ClubCom seeks to compel the production of 2,500 Venue Agreements which CM has refused to produce to ClubCom. ClubCom argues that the Venue Agreements are highly relevant to the competing claims of both parties in this lawsuit. CM responds that the Venue Agreements are not relevant as they "have nothing whatsoever to do with any alleged 'harm' suffered by ClubCom. . . ." Response at 4. CM also argues that the production of the 2,500 Venue Agreements would be unduly burdensome and would result in the disclosure of confidential competitive information. Additionally, CM responds that it has produced eighteen (18) sample Venue Agreements, dated from 2000 to January 2008, which accurately represent the manner in which the form agreement was revised and used over time. CM also represents that it does not have possession, custody or control over any Venue Agreements executed after March 27, 2008.
The Court finds that the arguments of CM are without merit. The Court finds and rules that the Venue Agreements are clearly relevant. In this lawsuit, ClubCom alleges that CM created a competing digital advertising network which constituted a breach of the License Agreement between the parties. CM argues that it did not breach the License Agreement, but that the termination of the License Agreement by ClubCom damaged its business. To the extent that the Venue Agreements gave CM the right to install its own digital advertising network at health fitness facilities and reflect that CM promoted this competing network to ClubCom's existing and prospective customers, said agreements would appear to go to the heart of ClubCom's claims and CM's counterclaims.
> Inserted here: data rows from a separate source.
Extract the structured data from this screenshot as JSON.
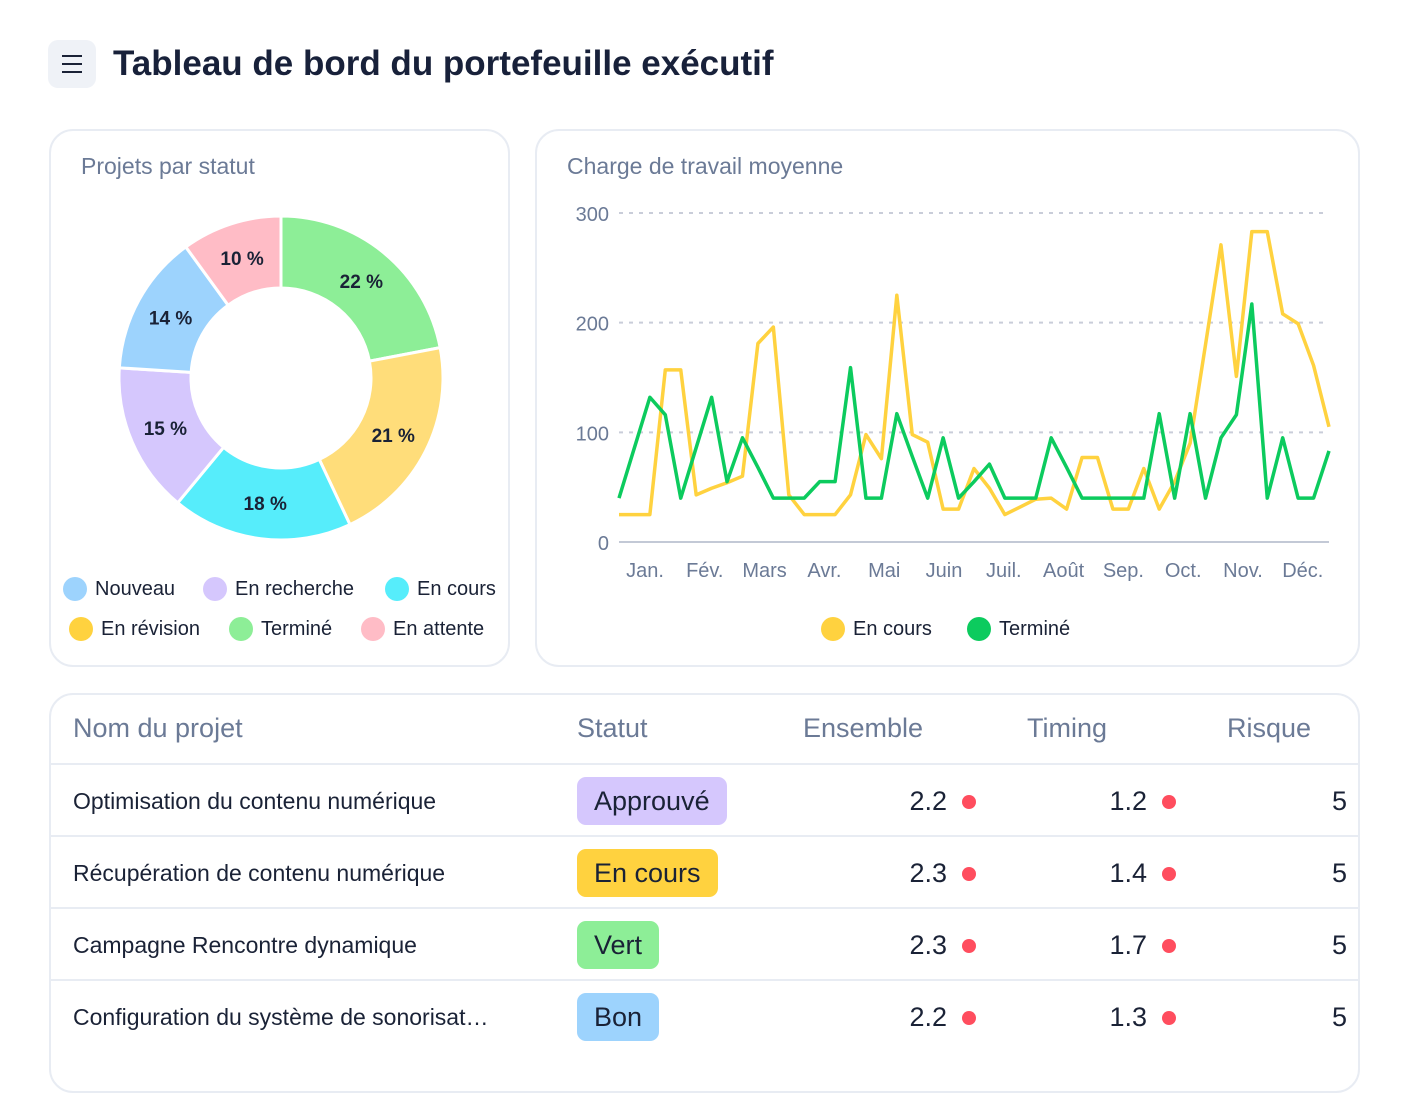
{
  "header": {
    "title": "Tableau de bord du portefeuille exécutif",
    "menu_icon": "hamburger-icon"
  },
  "status_card": {
    "title": "Projets par statut",
    "chart_data": {
      "type": "pie",
      "donut": true,
      "slices": [
        {
          "label": "Terminé",
          "value": 22,
          "display": "22 %",
          "color": "#8DEE97"
        },
        {
          "label": "En révision",
          "value": 21,
          "display": "21 %",
          "color": "#FFDD7A"
        },
        {
          "label": "En cours",
          "value": 18,
          "display": "18 %",
          "color": "#56EDFB"
        },
        {
          "label": "En recherche",
          "value": 15,
          "display": "15 %",
          "color": "#D5C7FD"
        },
        {
          "label": "Nouveau",
          "value": 14,
          "display": "14 %",
          "color": "#9DD3FD"
        },
        {
          "label": "En attente",
          "value": 10,
          "display": "10 %",
          "color": "#FFBCC6"
        }
      ]
    },
    "legend": [
      {
        "label": "Nouveau",
        "color": "#9DD3FD"
      },
      {
        "label": "En recherche",
        "color": "#D5C7FD"
      },
      {
        "label": "En cours",
        "color": "#56EDFB"
      },
      {
        "label": "En révision",
        "color": "#FFD23F"
      },
      {
        "label": "Terminé",
        "color": "#8DEE97"
      },
      {
        "label": "En attente",
        "color": "#FFBCC6"
      }
    ]
  },
  "workload_card": {
    "title": "Charge de travail moyenne",
    "chart_data": {
      "type": "line",
      "ylim": [
        0,
        300
      ],
      "yticks": [
        "0",
        "100",
        "200",
        "300"
      ],
      "xticks": [
        "Jan.",
        "Fév.",
        "Mars",
        "Avr.",
        "Mai",
        "Juin",
        "Juil.",
        "Août",
        "Sep.",
        "Oct.",
        "Nov.",
        "Déc."
      ],
      "grid": true,
      "legend_position": "bottom",
      "series": [
        {
          "name": "En cours",
          "color": "#FFD23F",
          "values": [
            25,
            25,
            25,
            157,
            157,
            43,
            49,
            54,
            60,
            181,
            196,
            43,
            25,
            25,
            25,
            43,
            98,
            76,
            225,
            98,
            91,
            30,
            30,
            67,
            49,
            25,
            32,
            39,
            40,
            30,
            77,
            77,
            30,
            30,
            67,
            30,
            55,
            90,
            180,
            271,
            151,
            283,
            283,
            208,
            199,
            161,
            105
          ]
        },
        {
          "name": "Terminé",
          "color": "#0CCB5E",
          "values": [
            40,
            86,
            132,
            116,
            40,
            86,
            132,
            55,
            95,
            68,
            40,
            40,
            40,
            55,
            55,
            159,
            40,
            40,
            117,
            78,
            40,
            95,
            40,
            55,
            71,
            40,
            40,
            40,
            95,
            68,
            40,
            40,
            40,
            40,
            40,
            117,
            40,
            117,
            40,
            95,
            116,
            217,
            40,
            95,
            40,
            40,
            83
          ]
        }
      ]
    }
  },
  "table": {
    "headers": [
      "Nom du projet",
      "Statut",
      "Ensemble",
      "Timing",
      "Risque"
    ],
    "rows": [
      {
        "name": "Optimisation du contenu numérique",
        "status": "Approuvé",
        "status_color": "#D5C7FD",
        "overall": "2.2",
        "timing": "1.2",
        "risk": "5"
      },
      {
        "name": "Récupération de contenu numérique",
        "status": "En cours",
        "status_color": "#FFD23F",
        "overall": "2.3",
        "timing": "1.4",
        "risk": "5"
      },
      {
        "name": "Campagne Rencontre dynamique",
        "status": "Vert",
        "status_color": "#8DEE97",
        "overall": "2.3",
        "timing": "1.7",
        "risk": "5"
      },
      {
        "name": "Configuration du système de sonorisat…",
        "status": "Bon",
        "status_color": "#9DD3FD",
        "overall": "2.2",
        "timing": "1.3",
        "risk": "5"
      }
    ],
    "indicator_color": "#FF4D5E"
  }
}
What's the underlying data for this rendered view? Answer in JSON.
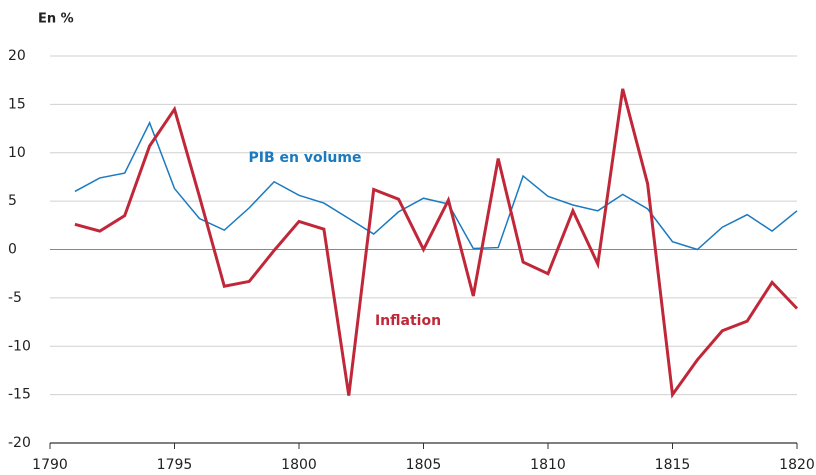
{
  "chart_data": {
    "type": "line",
    "y_unit_label": "En %",
    "x": [
      1791,
      1792,
      1793,
      1794,
      1795,
      1796,
      1797,
      1798,
      1799,
      1800,
      1801,
      1802,
      1803,
      1804,
      1805,
      1806,
      1807,
      1808,
      1809,
      1810,
      1811,
      1812,
      1813,
      1814,
      1815,
      1816,
      1817,
      1818,
      1819,
      1820
    ],
    "series": [
      {
        "name": "PIB en volume",
        "color": "#1a7abf",
        "width": 1.5,
        "values": [
          6.0,
          7.4,
          7.9,
          13.1,
          6.3,
          3.2,
          2.0,
          4.3,
          7.0,
          5.6,
          4.8,
          3.2,
          1.6,
          3.9,
          5.3,
          4.7,
          0.1,
          0.2,
          7.6,
          5.5,
          4.6,
          4.0,
          5.7,
          4.2,
          0.8,
          0.0,
          2.3,
          3.6,
          1.9,
          4.0
        ]
      },
      {
        "name": "Inflation",
        "color": "#c0283a",
        "width": 3,
        "values": [
          2.6,
          1.9,
          3.5,
          10.7,
          14.5,
          5.5,
          -3.8,
          -3.3,
          -0.1,
          2.9,
          2.1,
          -15.1,
          6.2,
          5.2,
          0.0,
          5.1,
          -4.8,
          9.4,
          -1.3,
          -2.5,
          4.0,
          -1.5,
          16.6,
          6.8,
          -15.0,
          -11.4,
          -8.4,
          -7.4,
          -3.4,
          -6.1
        ]
      }
    ],
    "xlim": [
      1790,
      1820
    ],
    "xticks": [
      1790,
      1795,
      1800,
      1805,
      1810,
      1815,
      1820
    ],
    "ylim": [
      -20,
      20
    ],
    "yticks": [
      -20,
      -15,
      -10,
      -5,
      0,
      5,
      10,
      15,
      20
    ],
    "grid": true
  }
}
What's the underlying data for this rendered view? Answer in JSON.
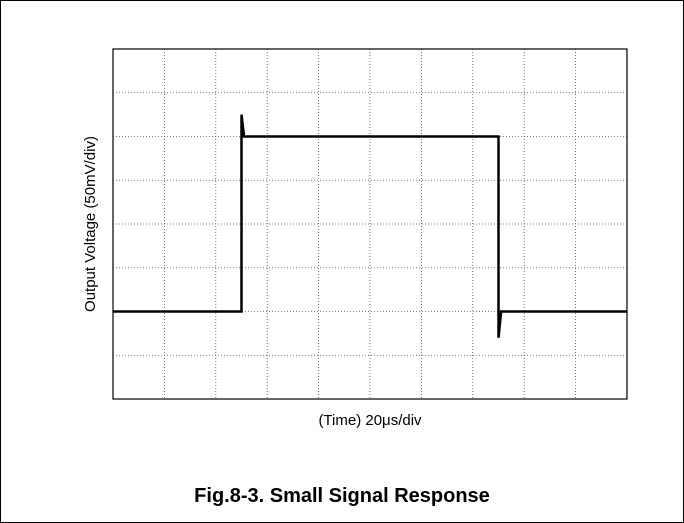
{
  "chart_data": {
    "type": "line",
    "caption": "Fig.8-3. Small Signal Response",
    "xlabel": "(Time) 20μs/div",
    "ylabel": "Output Voltage (50mV/div)",
    "x": [
      0,
      2.5,
      2.5,
      2.55,
      7.5,
      7.5,
      7.55,
      10
    ],
    "values": [
      2,
      2,
      6.5,
      6,
      6,
      1.4,
      2,
      2
    ],
    "color": "#000000",
    "xlim": [
      0,
      10
    ],
    "ylim": [
      0,
      8
    ],
    "xticks": [
      0,
      1,
      2,
      3,
      4,
      5,
      6,
      7,
      8,
      9,
      10
    ],
    "yticks": [
      0,
      1,
      2,
      3,
      4,
      5,
      6,
      7,
      8
    ],
    "grid": true
  }
}
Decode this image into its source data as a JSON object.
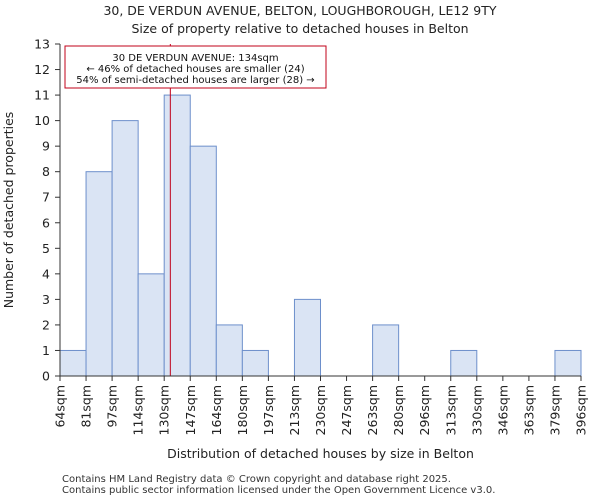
{
  "title_line1": "30, DE VERDUN AVENUE, BELTON, LOUGHBOROUGH, LE12 9TY",
  "title_line2": "Size of property relative to detached houses in Belton",
  "footer_line1": "Contains HM Land Registry data © Crown copyright and database right 2025.",
  "footer_line2": "Contains public sector information licensed under the Open Government Licence v3.0.",
  "colors": {
    "bar_fill": "#dae4f4",
    "bar_stroke": "#6d8fcb",
    "marker": "#c0001a",
    "annotation_border": "#c0001a"
  },
  "chart_data": {
    "type": "bar",
    "title": "Size of property relative to detached houses in Belton",
    "xlabel": "Distribution of detached houses by size in Belton",
    "ylabel": "Number of detached properties",
    "bin_edges": [
      "64sqm",
      "81sqm",
      "97sqm",
      "114sqm",
      "130sqm",
      "147sqm",
      "164sqm",
      "180sqm",
      "197sqm",
      "213sqm",
      "230sqm",
      "247sqm",
      "263sqm",
      "280sqm",
      "296sqm",
      "313sqm",
      "330sqm",
      "346sqm",
      "363sqm",
      "379sqm",
      "396sqm"
    ],
    "values": [
      1,
      8,
      10,
      4,
      11,
      9,
      2,
      1,
      0,
      3,
      0,
      0,
      2,
      0,
      0,
      1,
      0,
      0,
      0,
      1
    ],
    "ylim": [
      0,
      13
    ],
    "yticks": [
      0,
      1,
      2,
      3,
      4,
      5,
      6,
      7,
      8,
      9,
      10,
      11,
      12,
      13
    ],
    "grid": false,
    "marker": {
      "value_sqm": 134,
      "bin_index": 4,
      "bin_lo": 130,
      "bin_hi": 147
    },
    "annotation": {
      "line1": "30 DE VERDUN AVENUE: 134sqm",
      "line2": "← 46% of detached houses are smaller (24)",
      "line3": "54% of semi-detached houses are larger (28) →"
    }
  }
}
Thus, it is clear that the Venue Agreements are relevant to the competing claims of both parties.
Furthermore, it does not appear that the production of these Venue Agreements would be unduly burdensome to CM. CM has possession of the requested Venue Agreements, although it claims to not have possession, custody or control over any venue agreement executed after March 27, 2008. Furthermore, CM's concern that the production of these Venue Agreements would result in the disclosure of confidential competitive information is without merit as the parties have entered into a Stipulated Protective Order that entitles the parties to designate documents as "confidential" or "attorney's eyes only." Also, it appears that the parties are no longer competitors as Captive Media sold substantially all of its assets to a third-party investor in the Fall of 2008, including the HCPN-DB Network.
For all the hereinabove stated reasons, ClubCom's Motion to Compel is GRANTED. CM shall produce to ClubCom all Venue Agreements executed before March 27, 2008, on or before July 14, 2009.
So ORDERED this 30th day of June, 2009.